Front page continuation (72) Inventor Kiyoshi Einaga 4-3 Ikejiri, Itami City, Hyogo Prefecture Daini Nippon Electric Cable Co., Ltd. Itami Plant (72) Inventor Kazuharu Yuno 5-2-1 Omika-cho, Hitachi City, Ibaraki Prefecture Incorporated company Hitachi Ltd. Omika factory (72) Inventor Takehiko Nishida 5-2-1 Omika-cho, Hitachi city, Ibaraki Prefecture Incorporated company Hitachi Ltd. Omika factory (72) Inventor Tadao Namaten 5-5 Omika-cho, Hitachi city, Ibaraki prefecture 2-1 Hitachi Ltd. Omika factory

Claims (1)

[Claims] 1. An abnormality processing circuit for a repeater having a main control unit that shifts from an idle state to a required operation state in response to a signal input from each segment, wherein each of the main control unit except for the idle state.
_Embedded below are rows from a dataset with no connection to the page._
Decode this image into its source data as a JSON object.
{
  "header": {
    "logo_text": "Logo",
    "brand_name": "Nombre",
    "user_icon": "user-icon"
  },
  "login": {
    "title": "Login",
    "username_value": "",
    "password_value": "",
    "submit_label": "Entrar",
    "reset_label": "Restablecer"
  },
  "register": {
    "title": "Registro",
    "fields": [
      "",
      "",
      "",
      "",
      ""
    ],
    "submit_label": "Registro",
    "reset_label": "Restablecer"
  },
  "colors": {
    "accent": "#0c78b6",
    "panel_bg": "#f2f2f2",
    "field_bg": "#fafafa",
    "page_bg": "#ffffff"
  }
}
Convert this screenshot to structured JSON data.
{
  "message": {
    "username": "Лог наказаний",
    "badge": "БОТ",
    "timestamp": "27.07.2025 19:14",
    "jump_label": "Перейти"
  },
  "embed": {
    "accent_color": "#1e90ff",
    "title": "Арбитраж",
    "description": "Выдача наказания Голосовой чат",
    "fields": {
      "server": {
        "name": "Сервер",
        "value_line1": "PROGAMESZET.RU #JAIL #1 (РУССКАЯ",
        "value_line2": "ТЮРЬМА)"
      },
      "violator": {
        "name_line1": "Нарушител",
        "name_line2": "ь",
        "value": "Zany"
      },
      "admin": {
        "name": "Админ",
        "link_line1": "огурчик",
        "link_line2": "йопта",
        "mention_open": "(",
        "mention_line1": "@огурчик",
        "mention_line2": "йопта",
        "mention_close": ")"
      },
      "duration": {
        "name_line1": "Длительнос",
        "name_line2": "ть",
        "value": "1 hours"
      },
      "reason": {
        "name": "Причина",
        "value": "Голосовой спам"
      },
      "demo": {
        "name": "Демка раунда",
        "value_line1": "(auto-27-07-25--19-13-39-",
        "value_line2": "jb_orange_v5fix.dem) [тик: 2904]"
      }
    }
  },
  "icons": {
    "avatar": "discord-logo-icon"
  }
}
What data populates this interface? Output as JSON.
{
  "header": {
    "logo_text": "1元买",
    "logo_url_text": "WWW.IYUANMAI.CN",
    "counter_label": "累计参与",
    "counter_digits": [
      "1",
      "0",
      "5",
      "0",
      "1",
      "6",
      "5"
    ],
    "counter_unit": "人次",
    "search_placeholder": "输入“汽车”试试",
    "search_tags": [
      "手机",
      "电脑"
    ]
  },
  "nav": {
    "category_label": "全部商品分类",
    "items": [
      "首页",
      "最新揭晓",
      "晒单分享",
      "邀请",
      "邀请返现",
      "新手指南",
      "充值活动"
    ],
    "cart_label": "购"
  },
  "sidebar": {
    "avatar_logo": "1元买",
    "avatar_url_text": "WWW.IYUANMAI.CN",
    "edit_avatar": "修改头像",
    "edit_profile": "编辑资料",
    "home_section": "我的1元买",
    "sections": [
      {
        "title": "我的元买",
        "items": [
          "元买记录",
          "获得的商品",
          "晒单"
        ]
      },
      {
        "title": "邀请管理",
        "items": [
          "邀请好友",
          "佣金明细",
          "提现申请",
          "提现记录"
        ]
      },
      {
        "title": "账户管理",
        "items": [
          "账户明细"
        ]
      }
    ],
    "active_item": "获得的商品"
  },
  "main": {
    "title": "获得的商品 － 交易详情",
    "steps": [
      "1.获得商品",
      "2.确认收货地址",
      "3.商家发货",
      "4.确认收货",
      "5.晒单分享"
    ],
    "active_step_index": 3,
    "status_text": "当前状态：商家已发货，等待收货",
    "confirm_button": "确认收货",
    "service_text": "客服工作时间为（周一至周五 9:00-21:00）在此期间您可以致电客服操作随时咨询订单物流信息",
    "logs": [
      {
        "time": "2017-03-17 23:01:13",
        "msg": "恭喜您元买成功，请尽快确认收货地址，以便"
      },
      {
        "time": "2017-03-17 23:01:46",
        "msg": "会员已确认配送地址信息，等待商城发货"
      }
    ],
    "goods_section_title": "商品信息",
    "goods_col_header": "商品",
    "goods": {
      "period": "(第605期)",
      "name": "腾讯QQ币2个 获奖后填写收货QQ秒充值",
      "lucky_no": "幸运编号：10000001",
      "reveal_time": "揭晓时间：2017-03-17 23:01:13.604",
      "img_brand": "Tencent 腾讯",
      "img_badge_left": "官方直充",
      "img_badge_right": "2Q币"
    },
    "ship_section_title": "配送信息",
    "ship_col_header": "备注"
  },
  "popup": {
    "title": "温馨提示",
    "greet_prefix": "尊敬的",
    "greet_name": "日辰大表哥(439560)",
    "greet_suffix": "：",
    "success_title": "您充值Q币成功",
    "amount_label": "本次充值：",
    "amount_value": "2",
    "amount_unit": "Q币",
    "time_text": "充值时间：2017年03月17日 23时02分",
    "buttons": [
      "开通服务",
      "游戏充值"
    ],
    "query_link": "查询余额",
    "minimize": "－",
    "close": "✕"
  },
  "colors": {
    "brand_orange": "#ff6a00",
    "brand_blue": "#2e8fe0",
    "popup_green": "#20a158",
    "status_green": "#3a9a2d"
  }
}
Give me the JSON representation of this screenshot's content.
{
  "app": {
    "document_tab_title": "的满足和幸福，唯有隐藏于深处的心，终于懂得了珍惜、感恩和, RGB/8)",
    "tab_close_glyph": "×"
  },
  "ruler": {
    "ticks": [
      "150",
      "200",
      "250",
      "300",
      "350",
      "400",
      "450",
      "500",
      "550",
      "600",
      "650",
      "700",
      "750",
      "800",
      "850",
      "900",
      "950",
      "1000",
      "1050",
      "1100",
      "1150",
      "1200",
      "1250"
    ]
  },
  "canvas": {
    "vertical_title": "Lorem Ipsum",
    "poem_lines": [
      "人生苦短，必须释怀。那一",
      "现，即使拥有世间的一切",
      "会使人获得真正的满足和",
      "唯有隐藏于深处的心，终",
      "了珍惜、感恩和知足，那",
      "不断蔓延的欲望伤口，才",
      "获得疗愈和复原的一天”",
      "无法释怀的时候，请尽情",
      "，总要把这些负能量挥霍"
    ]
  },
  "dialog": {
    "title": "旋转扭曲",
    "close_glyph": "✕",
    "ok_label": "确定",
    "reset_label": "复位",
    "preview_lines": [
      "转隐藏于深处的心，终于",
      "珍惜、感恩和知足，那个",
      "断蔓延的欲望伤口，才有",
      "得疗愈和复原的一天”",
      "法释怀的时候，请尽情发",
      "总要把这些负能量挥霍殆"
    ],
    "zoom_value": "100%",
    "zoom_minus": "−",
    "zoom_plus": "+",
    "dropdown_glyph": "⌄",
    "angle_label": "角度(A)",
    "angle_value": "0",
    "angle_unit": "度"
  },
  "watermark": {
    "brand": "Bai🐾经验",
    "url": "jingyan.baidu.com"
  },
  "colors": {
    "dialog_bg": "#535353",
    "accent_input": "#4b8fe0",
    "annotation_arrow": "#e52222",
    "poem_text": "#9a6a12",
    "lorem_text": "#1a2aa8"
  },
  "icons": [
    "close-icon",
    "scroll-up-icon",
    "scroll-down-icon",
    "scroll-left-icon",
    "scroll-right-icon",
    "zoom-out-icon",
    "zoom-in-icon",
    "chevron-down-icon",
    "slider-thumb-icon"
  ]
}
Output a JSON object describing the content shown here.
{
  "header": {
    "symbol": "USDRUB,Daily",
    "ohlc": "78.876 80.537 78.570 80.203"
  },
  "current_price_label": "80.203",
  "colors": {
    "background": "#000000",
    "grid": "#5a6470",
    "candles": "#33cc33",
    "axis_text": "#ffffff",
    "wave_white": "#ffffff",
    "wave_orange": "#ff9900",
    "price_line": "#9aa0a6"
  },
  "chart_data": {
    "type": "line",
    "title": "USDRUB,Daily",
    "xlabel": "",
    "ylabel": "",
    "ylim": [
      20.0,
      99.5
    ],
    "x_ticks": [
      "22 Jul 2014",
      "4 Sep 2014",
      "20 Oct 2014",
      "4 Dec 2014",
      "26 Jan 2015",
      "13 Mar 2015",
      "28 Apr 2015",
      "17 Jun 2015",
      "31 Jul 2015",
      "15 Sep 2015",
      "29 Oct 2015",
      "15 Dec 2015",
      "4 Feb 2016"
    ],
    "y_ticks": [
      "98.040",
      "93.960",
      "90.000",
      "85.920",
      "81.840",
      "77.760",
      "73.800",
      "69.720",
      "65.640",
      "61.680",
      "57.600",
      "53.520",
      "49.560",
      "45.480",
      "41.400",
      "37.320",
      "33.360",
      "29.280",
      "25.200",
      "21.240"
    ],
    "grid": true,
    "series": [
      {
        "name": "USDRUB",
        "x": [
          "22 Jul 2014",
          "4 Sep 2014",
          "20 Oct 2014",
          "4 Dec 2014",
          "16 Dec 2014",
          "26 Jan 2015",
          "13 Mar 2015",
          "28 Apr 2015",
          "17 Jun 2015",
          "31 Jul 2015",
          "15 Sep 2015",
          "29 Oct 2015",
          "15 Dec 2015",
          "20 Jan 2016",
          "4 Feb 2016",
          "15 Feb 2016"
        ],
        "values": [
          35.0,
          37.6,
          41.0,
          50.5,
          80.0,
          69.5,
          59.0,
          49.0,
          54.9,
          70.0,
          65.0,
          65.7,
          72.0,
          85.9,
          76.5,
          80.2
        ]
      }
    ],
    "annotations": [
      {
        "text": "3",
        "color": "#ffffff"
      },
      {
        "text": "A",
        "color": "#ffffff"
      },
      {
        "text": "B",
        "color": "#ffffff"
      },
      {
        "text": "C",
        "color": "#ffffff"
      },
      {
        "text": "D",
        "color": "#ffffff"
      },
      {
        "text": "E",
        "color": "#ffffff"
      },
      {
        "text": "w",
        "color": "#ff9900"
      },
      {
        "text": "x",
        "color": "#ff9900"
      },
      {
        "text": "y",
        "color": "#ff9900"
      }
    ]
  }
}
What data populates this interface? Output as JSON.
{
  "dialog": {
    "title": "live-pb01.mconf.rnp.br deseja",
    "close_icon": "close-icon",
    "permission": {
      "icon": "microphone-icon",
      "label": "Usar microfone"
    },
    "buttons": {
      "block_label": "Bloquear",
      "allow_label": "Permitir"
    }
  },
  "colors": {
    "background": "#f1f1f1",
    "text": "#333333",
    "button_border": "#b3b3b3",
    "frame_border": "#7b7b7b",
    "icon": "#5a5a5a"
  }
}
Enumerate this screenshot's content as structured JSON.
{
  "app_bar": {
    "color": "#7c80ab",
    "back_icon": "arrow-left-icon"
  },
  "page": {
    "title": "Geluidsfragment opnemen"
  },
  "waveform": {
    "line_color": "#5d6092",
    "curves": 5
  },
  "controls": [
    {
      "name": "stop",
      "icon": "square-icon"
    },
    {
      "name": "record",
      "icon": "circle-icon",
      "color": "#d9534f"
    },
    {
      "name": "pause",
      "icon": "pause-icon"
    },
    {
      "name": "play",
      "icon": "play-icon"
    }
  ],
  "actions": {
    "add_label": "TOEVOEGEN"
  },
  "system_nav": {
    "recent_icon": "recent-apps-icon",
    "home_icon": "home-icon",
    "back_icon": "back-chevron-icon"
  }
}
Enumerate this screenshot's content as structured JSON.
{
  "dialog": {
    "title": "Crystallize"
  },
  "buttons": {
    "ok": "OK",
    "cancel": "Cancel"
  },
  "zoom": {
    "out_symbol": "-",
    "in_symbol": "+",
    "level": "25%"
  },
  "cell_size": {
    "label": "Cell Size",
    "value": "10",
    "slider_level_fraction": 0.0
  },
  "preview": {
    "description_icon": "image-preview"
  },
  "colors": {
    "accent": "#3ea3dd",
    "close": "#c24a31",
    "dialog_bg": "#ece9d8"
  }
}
A state detection unit that introduces a state signal indicating an operation state to detect continuation of the operation state, a timer unit that operates for a certain period of time in response to the state detection by the state detection unit, and a time-up of the timer unit An abnormality processing circuit for a repeater, comprising: a reset generation unit that gives a reset signal to the main control unit in response to a signal to return the main control unit to an idle state.